Recalling "the frustration that I had watching this unfold and the American people not getting a chance at seeing what was happening," Davi said, "My feeling was it has to be told — I don't care if I get canceled."
An immediately recognizable character actor with scores of film credits ("Licence to Kill," "Die Hard"), Davi — one of Hollywood's few uncloseted conservatives — also maintains a sideline as a jazz vocalist, one who recorded an acclaimed Frank Sinatra tribute album that reached no. 6 on Billboard's jazz albums chart.
Despite their avowed right-leaning political sensibilities, both the filmmaker and his "My Son Hunter" star Laurence Fox sought to lay bare the troubled emotional core of their substance-abusing title character rather than pander to their audience by reducing the president's son to a cardboard villain.
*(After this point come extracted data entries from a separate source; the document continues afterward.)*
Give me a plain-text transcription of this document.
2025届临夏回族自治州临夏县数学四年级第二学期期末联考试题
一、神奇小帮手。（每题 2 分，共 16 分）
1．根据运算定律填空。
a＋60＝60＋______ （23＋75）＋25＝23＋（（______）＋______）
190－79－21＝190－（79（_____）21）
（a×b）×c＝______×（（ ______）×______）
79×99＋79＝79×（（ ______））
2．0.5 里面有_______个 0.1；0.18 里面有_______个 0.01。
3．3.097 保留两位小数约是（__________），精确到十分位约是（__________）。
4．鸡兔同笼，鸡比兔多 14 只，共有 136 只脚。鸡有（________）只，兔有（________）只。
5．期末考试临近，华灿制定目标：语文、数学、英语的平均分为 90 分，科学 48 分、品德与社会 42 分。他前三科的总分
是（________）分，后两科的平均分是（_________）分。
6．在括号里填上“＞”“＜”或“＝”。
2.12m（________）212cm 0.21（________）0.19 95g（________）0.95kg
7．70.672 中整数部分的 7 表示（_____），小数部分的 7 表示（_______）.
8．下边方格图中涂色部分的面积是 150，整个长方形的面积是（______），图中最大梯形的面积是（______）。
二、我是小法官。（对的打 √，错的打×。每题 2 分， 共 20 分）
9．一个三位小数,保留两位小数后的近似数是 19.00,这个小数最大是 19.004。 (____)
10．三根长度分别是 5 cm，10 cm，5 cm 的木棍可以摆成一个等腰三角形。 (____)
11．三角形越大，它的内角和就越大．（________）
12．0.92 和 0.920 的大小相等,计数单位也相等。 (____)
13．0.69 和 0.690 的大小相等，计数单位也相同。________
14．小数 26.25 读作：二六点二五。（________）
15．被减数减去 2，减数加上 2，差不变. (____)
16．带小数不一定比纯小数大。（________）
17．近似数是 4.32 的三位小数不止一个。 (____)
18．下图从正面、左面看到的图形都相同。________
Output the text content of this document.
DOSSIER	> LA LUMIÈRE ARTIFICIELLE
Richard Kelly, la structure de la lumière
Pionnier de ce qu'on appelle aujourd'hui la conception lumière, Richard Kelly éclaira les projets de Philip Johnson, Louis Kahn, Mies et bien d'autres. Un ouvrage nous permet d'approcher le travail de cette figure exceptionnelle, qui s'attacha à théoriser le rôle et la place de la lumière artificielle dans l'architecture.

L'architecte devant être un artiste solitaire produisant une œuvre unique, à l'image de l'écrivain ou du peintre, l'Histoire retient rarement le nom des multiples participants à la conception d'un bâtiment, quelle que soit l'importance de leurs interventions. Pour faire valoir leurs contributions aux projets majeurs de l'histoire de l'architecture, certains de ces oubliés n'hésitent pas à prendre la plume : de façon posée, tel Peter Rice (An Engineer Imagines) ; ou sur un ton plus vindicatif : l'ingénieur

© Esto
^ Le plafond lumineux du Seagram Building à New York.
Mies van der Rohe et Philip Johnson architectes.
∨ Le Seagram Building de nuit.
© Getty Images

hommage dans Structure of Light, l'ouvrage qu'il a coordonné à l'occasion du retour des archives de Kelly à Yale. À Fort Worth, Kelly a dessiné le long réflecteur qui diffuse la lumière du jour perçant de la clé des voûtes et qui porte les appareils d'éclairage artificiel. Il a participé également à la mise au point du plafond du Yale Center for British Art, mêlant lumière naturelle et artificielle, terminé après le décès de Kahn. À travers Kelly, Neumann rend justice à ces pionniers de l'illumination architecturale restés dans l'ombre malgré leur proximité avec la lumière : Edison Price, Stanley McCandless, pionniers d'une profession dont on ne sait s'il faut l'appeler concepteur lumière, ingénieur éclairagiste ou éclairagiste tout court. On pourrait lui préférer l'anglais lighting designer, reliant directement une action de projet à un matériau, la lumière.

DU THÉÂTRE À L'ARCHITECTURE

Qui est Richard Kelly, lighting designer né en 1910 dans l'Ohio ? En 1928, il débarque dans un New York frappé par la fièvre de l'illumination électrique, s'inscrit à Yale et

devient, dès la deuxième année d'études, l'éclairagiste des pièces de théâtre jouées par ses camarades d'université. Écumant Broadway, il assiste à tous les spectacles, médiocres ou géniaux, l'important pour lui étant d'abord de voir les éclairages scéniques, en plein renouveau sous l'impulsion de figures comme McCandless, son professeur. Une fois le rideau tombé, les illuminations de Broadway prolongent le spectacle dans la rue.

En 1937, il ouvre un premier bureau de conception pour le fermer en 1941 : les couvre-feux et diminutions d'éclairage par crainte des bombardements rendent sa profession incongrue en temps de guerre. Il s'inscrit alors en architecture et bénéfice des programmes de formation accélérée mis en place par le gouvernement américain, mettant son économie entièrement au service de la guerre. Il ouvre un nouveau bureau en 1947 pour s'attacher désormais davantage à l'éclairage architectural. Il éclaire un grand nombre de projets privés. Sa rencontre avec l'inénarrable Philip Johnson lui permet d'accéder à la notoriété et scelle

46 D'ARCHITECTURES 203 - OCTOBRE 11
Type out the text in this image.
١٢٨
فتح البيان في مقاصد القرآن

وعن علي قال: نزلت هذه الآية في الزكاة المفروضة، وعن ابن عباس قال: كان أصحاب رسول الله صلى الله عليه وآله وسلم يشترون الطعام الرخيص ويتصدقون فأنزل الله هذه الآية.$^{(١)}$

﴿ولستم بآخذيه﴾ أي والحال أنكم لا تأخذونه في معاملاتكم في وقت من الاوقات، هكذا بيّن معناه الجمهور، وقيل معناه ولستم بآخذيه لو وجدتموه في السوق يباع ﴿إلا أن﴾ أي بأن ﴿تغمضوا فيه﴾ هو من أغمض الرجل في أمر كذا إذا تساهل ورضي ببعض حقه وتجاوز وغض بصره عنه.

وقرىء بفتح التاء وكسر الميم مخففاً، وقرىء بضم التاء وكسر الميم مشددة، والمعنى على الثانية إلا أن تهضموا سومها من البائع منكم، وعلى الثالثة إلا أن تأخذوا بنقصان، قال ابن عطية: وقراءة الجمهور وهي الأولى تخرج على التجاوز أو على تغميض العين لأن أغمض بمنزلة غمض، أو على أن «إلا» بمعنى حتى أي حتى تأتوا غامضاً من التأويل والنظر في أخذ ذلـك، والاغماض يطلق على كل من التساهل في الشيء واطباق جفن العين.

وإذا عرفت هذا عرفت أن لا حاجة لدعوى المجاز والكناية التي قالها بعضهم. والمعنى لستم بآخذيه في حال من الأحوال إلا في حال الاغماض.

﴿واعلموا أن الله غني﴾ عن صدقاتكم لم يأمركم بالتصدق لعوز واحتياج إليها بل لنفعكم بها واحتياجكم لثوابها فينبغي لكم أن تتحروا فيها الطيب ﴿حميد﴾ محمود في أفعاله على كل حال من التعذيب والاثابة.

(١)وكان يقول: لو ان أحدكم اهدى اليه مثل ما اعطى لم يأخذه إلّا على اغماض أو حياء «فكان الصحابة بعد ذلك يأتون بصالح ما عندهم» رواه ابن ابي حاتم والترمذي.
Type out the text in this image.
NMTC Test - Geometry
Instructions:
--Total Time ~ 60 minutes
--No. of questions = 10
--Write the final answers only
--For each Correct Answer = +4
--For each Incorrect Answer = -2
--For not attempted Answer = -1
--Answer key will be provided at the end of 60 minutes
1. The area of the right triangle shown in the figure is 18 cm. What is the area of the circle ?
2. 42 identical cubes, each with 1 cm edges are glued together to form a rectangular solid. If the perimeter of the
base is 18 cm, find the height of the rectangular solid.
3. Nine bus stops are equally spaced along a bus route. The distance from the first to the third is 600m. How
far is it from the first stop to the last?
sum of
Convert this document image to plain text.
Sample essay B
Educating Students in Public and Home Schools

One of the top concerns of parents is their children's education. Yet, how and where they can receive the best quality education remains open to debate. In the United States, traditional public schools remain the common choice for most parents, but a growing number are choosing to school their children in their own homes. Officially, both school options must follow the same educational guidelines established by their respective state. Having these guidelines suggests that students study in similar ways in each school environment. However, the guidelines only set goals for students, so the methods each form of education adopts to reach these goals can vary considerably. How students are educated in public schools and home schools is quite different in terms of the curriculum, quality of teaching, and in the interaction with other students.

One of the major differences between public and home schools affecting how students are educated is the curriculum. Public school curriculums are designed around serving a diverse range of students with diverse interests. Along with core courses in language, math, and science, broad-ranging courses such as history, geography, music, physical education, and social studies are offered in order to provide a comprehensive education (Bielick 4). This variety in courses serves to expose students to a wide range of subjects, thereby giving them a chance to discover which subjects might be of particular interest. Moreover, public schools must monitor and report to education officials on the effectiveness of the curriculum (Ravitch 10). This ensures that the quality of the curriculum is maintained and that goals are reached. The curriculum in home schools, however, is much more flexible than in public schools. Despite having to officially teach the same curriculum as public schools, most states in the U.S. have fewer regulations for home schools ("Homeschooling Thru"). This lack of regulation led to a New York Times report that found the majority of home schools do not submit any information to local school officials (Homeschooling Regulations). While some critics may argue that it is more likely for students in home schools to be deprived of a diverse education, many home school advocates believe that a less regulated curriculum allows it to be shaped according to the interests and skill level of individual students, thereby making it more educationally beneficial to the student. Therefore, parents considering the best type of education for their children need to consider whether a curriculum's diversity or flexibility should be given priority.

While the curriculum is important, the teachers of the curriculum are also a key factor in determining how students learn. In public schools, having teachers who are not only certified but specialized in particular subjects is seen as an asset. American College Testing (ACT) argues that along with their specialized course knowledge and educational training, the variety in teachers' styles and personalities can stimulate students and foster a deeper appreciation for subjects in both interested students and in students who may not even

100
"The important thing for me was telling the story in a humanistic way," Davi explained. "I wanted the audience to be able to be engaged in the emotional life of Hunter Biden — that addiction is a sickness."
"My Son Hunter" was released Sept. 7 on the Breitbart News platform and is also available to stream or download at the film's website.
Davi is no stranger to the popular conservative media site.
"It was just really exciting when Robert brought this product to us because we know Robert so well," Breitbart Editor in Chief Alex Marlow told "Just the News, Not Noise" cohosts John Solomon and Amanda Head. "He'd been writing for Breitbart since 2009. He's one of the few people out there in Hollywood who has been openly conservative, and is still managing to have a diverse, broad career."
Like the platform's late founder Andrew Breitbart, Davi believes conservatives must redouble their efforts to challenge the left's stranglehold on popular culture.
"Politics is downstream from culture," Davi said. "And one of my frustrations with the conservative movement is not understanding culture enough and using it enough."